Refrigerator Storage


 
A refrigerator is one of the most important pieces of equipment in the kitchen for keeping foods safe. These electric units are so commonplace today, we forget a refrigerator was once little more than a box with a block of ice used to supply a rather undependable source of cold air. But we are instantly reminded of its importance to our daily lives when the power goes off or the unit fails, putting our food's safety in jeopardy. Refrigerator storage is an important way of keeping food safe. The cool temperature helps to keep the food fresh and slow the growth of most harmful microbes. At the same time, it does not change the characteristics of the food.
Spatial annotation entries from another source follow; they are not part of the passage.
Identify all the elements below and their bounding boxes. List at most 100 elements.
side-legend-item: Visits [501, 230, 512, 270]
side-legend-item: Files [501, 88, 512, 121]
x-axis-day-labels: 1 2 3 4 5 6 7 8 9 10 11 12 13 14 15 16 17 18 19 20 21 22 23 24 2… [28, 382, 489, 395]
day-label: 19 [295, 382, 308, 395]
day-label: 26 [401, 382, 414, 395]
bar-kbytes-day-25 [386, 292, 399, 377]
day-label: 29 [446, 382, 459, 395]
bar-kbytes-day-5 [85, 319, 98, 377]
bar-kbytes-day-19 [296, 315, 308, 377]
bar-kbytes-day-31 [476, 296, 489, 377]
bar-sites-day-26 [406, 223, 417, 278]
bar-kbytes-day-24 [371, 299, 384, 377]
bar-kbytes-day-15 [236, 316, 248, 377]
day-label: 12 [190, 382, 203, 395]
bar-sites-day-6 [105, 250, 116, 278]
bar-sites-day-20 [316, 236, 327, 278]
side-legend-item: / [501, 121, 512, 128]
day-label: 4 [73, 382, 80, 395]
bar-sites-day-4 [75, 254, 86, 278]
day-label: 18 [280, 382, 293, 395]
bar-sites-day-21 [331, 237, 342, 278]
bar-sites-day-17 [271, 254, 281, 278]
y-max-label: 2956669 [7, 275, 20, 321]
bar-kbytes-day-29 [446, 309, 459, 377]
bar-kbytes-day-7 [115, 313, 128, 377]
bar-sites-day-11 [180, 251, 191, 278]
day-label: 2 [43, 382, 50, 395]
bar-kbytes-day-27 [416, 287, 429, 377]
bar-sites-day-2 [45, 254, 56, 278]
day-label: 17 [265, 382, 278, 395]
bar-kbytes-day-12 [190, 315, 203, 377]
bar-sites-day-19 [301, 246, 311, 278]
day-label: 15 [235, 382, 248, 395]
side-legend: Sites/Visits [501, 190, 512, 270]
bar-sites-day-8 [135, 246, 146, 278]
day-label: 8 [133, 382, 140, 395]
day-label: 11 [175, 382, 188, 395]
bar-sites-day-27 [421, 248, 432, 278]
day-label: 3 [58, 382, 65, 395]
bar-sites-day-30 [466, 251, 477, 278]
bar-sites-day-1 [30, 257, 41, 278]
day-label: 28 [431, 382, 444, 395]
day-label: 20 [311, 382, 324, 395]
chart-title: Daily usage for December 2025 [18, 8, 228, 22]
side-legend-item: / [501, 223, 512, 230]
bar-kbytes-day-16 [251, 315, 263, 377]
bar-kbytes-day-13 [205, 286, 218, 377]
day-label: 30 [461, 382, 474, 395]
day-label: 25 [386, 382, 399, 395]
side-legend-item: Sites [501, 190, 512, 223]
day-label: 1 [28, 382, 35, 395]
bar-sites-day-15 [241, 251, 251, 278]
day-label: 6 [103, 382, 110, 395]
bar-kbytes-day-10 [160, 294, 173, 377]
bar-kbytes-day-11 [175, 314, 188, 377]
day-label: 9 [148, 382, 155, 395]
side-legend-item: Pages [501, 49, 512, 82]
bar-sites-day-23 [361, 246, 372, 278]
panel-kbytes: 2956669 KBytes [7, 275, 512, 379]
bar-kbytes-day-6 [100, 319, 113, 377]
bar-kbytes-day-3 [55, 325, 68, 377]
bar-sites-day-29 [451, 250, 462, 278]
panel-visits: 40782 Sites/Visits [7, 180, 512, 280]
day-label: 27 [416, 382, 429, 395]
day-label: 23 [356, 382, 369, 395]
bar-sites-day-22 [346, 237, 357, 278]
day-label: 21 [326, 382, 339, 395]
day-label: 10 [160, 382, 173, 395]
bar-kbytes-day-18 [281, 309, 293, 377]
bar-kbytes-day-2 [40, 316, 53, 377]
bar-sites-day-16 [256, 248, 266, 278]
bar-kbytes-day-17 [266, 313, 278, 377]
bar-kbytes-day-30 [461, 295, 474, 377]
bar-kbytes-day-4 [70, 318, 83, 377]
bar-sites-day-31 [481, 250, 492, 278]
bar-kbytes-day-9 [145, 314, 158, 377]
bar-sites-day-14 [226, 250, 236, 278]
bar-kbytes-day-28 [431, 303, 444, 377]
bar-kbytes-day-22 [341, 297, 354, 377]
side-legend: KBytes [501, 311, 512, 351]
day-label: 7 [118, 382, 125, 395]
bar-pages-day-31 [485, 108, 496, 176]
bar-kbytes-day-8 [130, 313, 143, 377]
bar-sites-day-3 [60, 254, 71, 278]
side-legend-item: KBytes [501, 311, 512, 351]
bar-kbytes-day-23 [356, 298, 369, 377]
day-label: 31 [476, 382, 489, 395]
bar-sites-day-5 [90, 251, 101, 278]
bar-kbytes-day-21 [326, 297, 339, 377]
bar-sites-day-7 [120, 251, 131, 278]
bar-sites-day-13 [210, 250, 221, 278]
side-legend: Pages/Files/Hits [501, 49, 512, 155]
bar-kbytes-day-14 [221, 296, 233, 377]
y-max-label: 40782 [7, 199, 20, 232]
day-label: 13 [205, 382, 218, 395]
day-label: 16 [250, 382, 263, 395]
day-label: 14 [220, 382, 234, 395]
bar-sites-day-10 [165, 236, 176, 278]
Refrigeration can substantially reduce the rate at which food will deteriorate. Low temperatures slow down the growth of microorganisms and the rate of chemical (including enzymic) changes in food. These are two of the main causes of food spoilage. Different parts of your refrigerator will operate at different temperatures. In older style refrigerators the upper shelves will often be slightly colder than the lower shelves. In more modern appliances, the temperature will be relatively uniform throughout. The proper temperature for a refrigerator is 5°C on the middle shelf. However, the temperature is not constant throughout the interior. By taking advantage of the temperature differences, you can ensure optimal storage for all your food. Store eggs, dairy products, sandwich meats, leftovers, cakes, and products marked "Refrigerate when opened" on the middle shelves (4-5°) and the top shelf (8°C). The drawers at the bottom (up to 10°C) are intended for vegetables and fruits that can be damaged by lower temperatures. The compartments or shelves on the inside of the door are the warmest part of the refrigerator (10-15°C) and are intended for products that need only light refrigeration. These include drinks, mustard and butter.The coldest point in the refrigerator is the bottom shelf on the drawers used for vegetables (2°C). This is the place to put fresh meat and fish. Placing them at the bottom also prevents them from dripping onto other foods.